Nikobaby mulai dikenal dunia setelah penampilan hebatnya di TI 9 bersama Mineski. Pemain 22 tahun asal Bulgaria ini menunjukkan kemampuan farming yang di atas rata-rata, sehingga ia mulai dijuluki sebagai “Prison Arteezy” karena kemampuan farming yang tinggi seperti Arteezy dan penampilannya yang seperti narapidana.
Meskipun hanya mampu membawa Mineski menjadi peringkat 9-12 di TI 9, Nikobaby menarik perhatian dari pemain veteran, yaitu Fata. Ia mengundang Nikobaby untuk bermain di tim baru Fata bersama LIMMP, 33, dan Handsken. Akhirnya, tim dari Fata ini diakuisisi oleh Alliance yang baru saja ditinggal seluruh pemainnya ke Team Liquid.
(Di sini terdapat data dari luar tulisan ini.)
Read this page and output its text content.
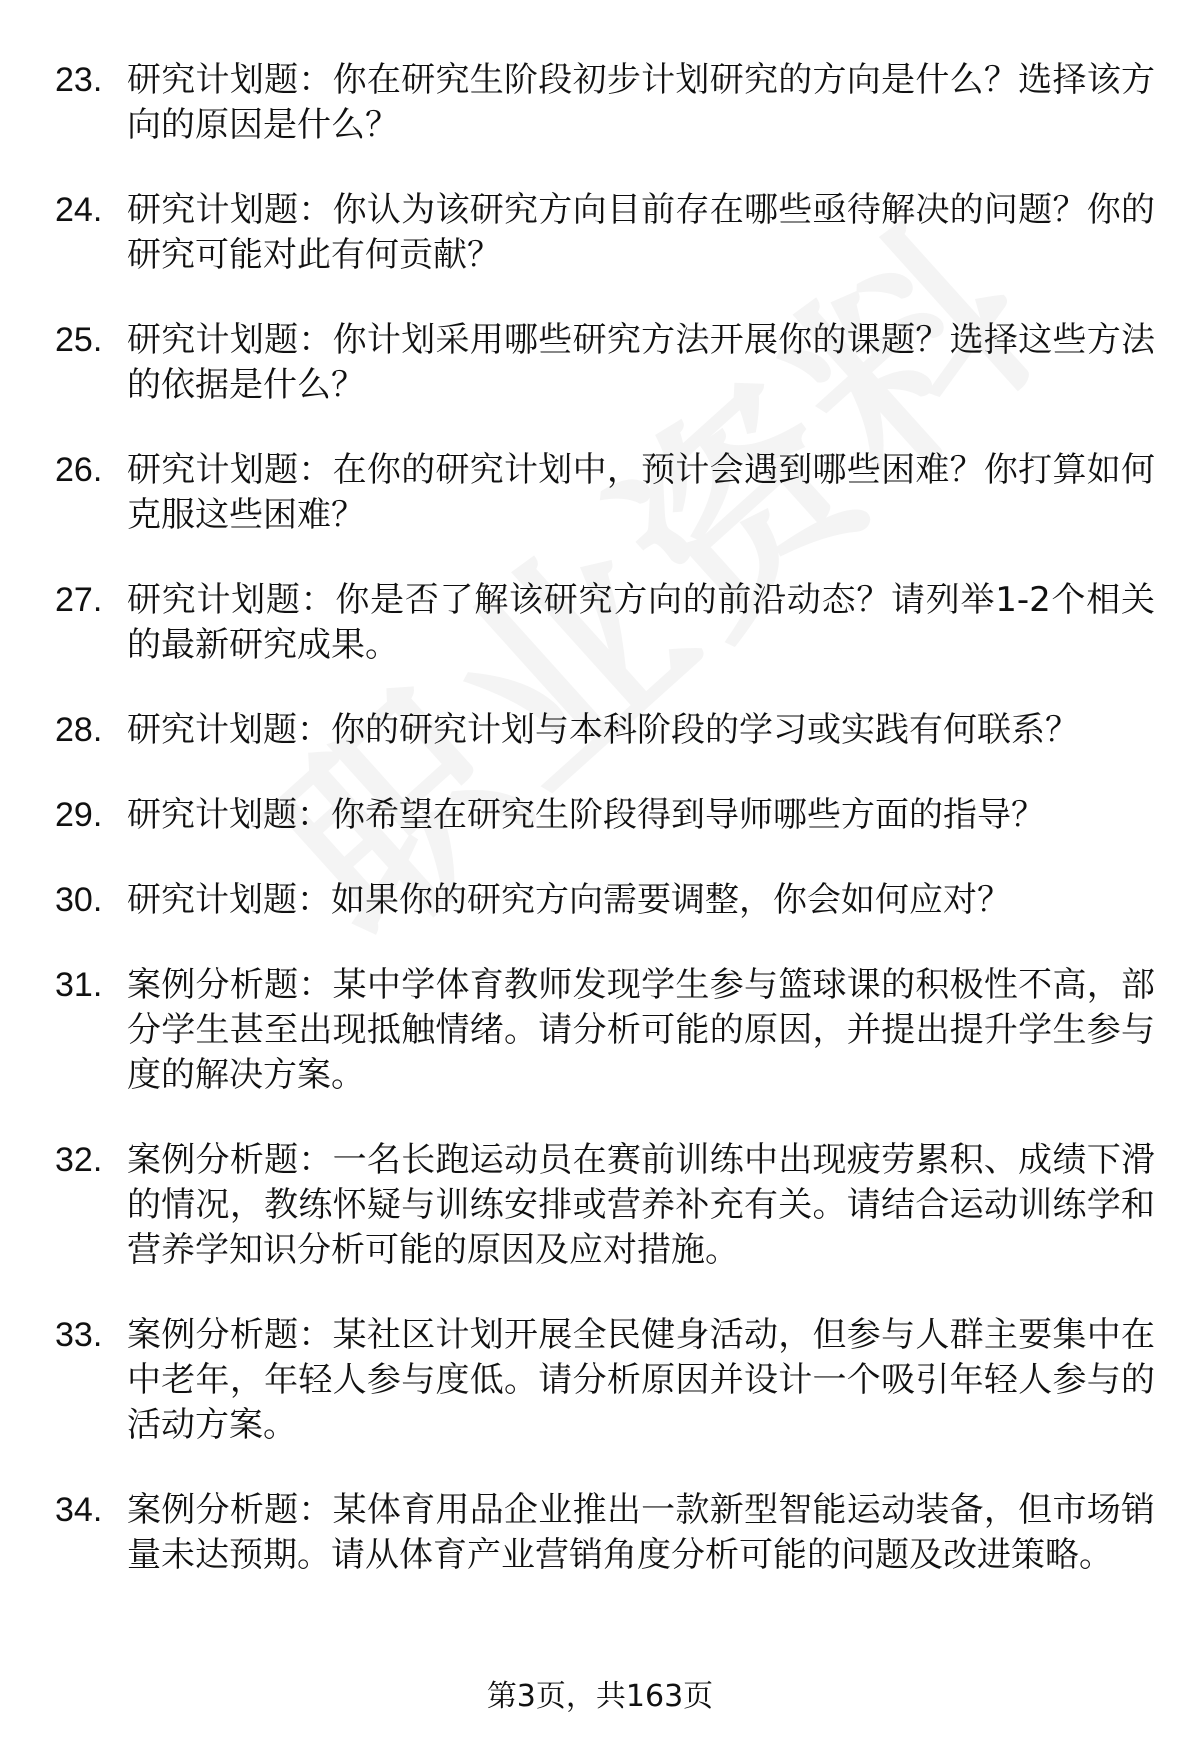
23. 研究计划题：你在研究生阶段初步计划研究的方向是什么？选择该方向的原因是什么？
24. 研究计划题：你认为该研究方向目前存在哪些亟待解决的问题？你的研究可能对此有何贡献？
25. 研究计划题：你计划采用哪些研究方法开展你的课题？选择这些方法的依据是什么？
26. 研究计划题：在你的研究计划中，预计会遇到哪些困难？你打算如何克服这些困难？
27. 研究计划题：你是否了解该研究方向的前沿动态？请列举1-2个相关的最新研究成果。
28. 研究计划题：你的研究计划与本科阶段的学习或实践有何联系？
29. 研究计划题：你希望在研究生阶段得到导师哪些方面的指导？
30. 研究计划题：如果你的研究方向需要调整，你会如何应对？
31. 案例分析题：某中学体育教师发现学生参与篮球课的积极性不高，部分学生甚至出现抵触情绪。请分析可能的原因，并提出提升学生参与度的解决方案。
32. 案例分析题：一名长跑运动员在赛前训练中出现疲劳累积、成绩下滑的情况，教练怀疑与训练安排或营养补充有关。请结合运动训练学和营养学知识分析可能的原因及应对措施。
33. 案例分析题：某社区计划开展全民健身活动，但参与人群主要集中在中老年，年轻人参与度低。请分析原因并设计一个吸引年轻人参与的活动方案。
34. 案例分析题：某体育用品企业推出一款新型智能运动装备，但市场销量未达预期。请从体育产业营销角度分析可能的问题及改进策略。
第3页，共163页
Nikobaby menunjukkan bahwa performanya di TI 9 bukan sebuah keberuntungan. Nikobaby mampu membantu Alliance menempati peringkat yang tinggi di beberapa turnamen besar.
Alliance bersama Nikobaby berhasil menjadi juara di DreamLeague Season 12, menempati peringkat 3 di ESL One Hamburg, menempati peringkat 7-8 di Chengdu Major, dan yang terakhir berhasil meraih peringkat keempat di ONE Esports World Pro Invitational Singapore.
Nikobaby dan Alliance membuka tahun 2020 mereka dengan tampil di DreamLeague Season 13 Leipzig Major mendatang. Apakah Nikobaby mampu kembali menggendong Alliance di tahun 2020?